Housing deficit: FG moves to tackle building collapse

Despite its huge housing deficits, Nigeria is also battling with the menace of building collapse. However, the federal government has shown its commitment to address the tide. TOPE SUNDAY reports.

Barely will any week pass in Nigeria that the case of building collapse will not dominate the media. The development is taking a new dimension as souls are being lost whenever the incident occurs. To this end, the federal government in 2018 set up the National Building Code Advisory Committee to work out modalities against building collapse and other infractions in the built environment.    

A peep into the committee’s work

Last week, the committee, which is headed by Architect Mohammed Jimoh Faworaja, paid a courtesy call on the Minister of Works and Housing, Mr Babatunde Raji Fashola in Abuja.

During the visit, which lasted for almost one hour, Faworaja informed the minster of the activities of the committee since inauguration on July 26, 2018 to include conclusion of work on the guidelines for gas piping to buildings in the form of Liquefied Petroleum Gas (LPG).

He added that a draft code has been prepared to be procedurally presented to a Stakeholders’ Workshop between now and November before incorporating it in the National Building Code.

Faworaja, a veteran in the building construction with an experience spanning decades, said the committee had also set up some needed technical committees which include the Design, the Construction and Post–construction sections adding that the sub-committees have already commenced work monitoring the day-to-day activities of the Committee.

Other activities, he said, include monitoring building related activities nationwide, adding that one of the most worrisome outcomes of the monitoring was the incidences of building collapse across the country particularly in the Federal Capital Territory, Lagos and other cities in the country.

How to address the menace

For the Fashola,  the best way to tackle the menace of the building collapse is through the prosecution of builders found culpable in the building collapse incidents in any part of the country.

Fashola, who responded to the presentation made by the leader of the committee, said where an investigation has been concluded in any event of building collapse and someone was found not to have complied to any of the building standards, such a person should be prosecuted as an example to others.

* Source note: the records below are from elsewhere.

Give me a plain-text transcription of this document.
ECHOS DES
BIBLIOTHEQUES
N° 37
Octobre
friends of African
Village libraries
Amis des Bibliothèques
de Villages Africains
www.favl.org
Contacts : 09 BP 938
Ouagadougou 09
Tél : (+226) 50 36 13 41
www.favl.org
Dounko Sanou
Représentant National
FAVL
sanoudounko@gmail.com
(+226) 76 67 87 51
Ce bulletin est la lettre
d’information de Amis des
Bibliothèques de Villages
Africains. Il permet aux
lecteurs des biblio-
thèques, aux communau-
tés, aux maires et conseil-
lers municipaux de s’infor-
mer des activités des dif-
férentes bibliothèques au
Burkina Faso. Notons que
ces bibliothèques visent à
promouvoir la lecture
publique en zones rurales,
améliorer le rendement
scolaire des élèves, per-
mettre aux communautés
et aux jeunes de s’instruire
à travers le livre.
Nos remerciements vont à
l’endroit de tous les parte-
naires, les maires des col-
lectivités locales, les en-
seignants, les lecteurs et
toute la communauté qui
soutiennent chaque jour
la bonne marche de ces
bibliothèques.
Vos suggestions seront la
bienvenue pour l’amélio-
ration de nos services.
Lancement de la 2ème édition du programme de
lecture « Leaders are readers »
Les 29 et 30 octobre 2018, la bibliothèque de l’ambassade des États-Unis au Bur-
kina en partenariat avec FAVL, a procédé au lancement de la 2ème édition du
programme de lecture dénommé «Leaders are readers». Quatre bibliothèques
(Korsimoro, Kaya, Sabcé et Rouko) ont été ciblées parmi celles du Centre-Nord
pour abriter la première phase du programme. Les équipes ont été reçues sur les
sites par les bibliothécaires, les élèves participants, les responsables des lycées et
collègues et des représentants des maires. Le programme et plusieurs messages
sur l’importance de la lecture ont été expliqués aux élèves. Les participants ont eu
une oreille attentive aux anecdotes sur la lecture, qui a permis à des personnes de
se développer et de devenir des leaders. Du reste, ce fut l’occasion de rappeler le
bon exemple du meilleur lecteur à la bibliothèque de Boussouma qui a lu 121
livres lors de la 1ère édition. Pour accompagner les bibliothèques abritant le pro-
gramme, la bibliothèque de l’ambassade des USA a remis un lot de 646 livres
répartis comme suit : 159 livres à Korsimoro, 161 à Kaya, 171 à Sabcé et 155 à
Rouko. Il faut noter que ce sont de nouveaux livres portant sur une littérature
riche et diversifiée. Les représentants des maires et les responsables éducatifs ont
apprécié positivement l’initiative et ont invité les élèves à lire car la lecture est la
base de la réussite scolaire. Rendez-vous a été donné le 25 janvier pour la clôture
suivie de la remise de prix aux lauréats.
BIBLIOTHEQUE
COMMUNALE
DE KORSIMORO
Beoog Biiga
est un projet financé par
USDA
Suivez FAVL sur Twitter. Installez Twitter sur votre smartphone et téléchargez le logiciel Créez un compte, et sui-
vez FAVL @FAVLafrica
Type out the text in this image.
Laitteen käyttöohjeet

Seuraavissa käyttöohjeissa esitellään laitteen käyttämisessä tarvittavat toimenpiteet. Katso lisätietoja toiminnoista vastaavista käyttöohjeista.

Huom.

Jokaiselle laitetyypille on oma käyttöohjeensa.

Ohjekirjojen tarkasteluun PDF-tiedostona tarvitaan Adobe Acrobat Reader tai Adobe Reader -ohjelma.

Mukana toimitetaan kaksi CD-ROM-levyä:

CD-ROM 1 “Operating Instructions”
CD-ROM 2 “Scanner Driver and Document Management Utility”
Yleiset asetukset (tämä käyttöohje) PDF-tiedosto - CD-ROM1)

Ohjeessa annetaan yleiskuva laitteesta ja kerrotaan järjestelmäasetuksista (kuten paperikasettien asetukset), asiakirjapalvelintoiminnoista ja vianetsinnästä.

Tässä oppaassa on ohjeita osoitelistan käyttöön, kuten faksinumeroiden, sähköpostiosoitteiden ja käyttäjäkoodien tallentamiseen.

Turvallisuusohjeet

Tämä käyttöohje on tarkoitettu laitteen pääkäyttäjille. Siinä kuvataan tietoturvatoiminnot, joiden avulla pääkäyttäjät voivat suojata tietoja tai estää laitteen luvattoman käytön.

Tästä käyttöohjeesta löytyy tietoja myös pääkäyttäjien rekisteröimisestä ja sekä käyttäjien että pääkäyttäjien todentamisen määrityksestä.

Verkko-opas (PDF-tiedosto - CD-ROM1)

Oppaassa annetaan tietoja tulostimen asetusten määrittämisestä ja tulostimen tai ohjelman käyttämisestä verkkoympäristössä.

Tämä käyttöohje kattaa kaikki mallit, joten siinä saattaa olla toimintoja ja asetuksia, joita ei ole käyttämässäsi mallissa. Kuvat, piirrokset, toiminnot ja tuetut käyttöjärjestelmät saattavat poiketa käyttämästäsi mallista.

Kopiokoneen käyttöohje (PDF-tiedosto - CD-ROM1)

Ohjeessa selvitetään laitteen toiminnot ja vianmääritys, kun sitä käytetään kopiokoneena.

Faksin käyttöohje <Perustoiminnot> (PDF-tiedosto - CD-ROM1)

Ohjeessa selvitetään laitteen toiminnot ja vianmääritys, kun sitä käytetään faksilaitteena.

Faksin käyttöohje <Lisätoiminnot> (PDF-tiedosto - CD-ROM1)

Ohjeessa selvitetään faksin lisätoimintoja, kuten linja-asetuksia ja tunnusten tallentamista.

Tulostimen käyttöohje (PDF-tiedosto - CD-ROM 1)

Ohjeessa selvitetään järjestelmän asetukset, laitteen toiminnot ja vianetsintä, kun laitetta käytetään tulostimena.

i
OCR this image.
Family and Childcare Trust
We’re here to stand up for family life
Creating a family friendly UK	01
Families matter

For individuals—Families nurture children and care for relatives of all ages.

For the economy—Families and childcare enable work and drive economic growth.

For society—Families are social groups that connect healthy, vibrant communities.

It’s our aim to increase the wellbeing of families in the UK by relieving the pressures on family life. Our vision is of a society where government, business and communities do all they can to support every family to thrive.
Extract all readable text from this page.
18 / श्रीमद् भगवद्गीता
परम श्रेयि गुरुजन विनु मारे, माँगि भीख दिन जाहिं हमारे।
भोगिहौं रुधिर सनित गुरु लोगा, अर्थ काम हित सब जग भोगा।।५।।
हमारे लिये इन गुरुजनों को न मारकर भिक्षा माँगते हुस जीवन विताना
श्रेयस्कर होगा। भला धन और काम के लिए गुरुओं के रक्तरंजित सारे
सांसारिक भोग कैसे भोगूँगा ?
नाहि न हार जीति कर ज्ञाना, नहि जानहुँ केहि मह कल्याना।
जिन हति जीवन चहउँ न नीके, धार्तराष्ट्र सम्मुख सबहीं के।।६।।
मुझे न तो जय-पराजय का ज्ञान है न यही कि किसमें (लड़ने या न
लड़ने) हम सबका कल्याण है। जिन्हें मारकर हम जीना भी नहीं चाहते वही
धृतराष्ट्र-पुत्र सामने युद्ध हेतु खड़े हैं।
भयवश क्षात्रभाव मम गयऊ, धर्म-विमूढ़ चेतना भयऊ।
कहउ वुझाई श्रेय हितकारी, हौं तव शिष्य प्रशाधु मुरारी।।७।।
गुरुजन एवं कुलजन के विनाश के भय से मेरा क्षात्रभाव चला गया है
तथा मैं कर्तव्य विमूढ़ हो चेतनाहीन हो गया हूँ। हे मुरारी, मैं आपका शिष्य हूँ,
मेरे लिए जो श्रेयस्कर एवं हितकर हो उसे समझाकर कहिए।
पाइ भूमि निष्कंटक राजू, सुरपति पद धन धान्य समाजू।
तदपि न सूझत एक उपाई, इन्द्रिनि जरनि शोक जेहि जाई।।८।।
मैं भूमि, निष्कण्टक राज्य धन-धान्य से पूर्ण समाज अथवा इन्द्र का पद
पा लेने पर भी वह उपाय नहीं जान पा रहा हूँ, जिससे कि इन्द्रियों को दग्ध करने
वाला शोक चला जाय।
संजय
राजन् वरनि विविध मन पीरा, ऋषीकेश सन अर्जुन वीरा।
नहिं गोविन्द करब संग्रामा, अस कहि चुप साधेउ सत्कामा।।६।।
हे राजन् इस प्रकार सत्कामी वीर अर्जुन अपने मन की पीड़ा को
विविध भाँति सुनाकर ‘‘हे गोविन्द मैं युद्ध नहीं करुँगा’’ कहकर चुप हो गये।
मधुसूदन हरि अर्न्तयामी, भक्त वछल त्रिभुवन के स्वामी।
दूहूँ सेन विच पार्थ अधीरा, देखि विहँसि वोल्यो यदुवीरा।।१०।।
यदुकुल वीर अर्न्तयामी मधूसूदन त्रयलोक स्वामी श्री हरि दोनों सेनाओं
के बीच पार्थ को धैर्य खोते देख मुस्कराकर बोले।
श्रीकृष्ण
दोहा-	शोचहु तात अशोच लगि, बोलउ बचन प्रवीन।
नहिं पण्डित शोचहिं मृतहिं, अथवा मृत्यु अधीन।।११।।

“Somebody must have acted wrongly, either in the design stage, whether it is in the material supply, whether it is in the compliance stage, somebody did something that he or she should not have done.

“I think that we have come to a point where after each unfortunate collapse we go back to the investigations, let us find one person who has acted wrongly.

“Somebody must have acted wrongly, either in the design stage, whether it is in the material stage, whether it is in the compliance stage, somebody did something that he or she should not have done. Find that person and let us take him up for prosecution”, the Minister said.

The Minister said people needed to know that there would be consequences for non-compliance to the law, adding that because people have died in any event of building collapse, the culprit could become answerable for manslaughter or for criminal negligence or answerable for so many other things.

“It is important for people to know that those laws are there to affect how people behave and that when people don’t comply with those laws there would be consequences”, he said.

Culpable professionals shouldn’t be protected

Fashola, who recalled an incident in Lagos when he was governor, pointed out that while investigation was getting close to the culprit of a building collapse, there was “conspiratorial silence” in the industry which enabled the culprit to escape prosecution.

“In places where investigations have been concluded, there will be findings; that there were substandard materials used, who supplied; or wrong design , who designed it? That is the person to hold. Or that designs were okay and materials were appropriate but they removed some, so who removed, who supplied? We can track all these things down. We have that ability”, he said.

Students’ involvement very key

The minister, who commended the advocacy plan of the committee aimed at sensitizing members of the public on the basic building standards, advised that such sensitization should start from primary up to tertiary levels.

Describing students as the “more critical stakeholders” in the built industry,  Fashola said they were going to be more involved in the industry from now, adding that unless they were exposed early in life to the global best practices in the industry, they would learn it very late.

“Every level of education is important; the undergraduate level, the secondary school and even the primary school level. You can breakdown what they need to learn in easy modules and easy bites.

Just like you learn something at the primary school level and it gets tougher as you progress to the secondary and university levels”.

The minister promised that government would get involved at this point with school teachers and principals as well as state ministries of education.

 He said: “With this, some basic essentials of the building are to be inculcated to the people in childhood”, adding that there was the need “to be sufficiently connected with our habitats like in other communities”.

Fashola also advised the committee to use street level conversation strategy in their interaction with the public during their sensitization programme for a better and effective sensitization, adding that such programmes had failed in situations where professionals used technical languages and codes while explaining matters of public importance to them.

“All too often, professionals cannot breakdown the essential elements of their profession to street level conversation. We speak in such technical terms that make no connection with the ordinary people”, the Minister said.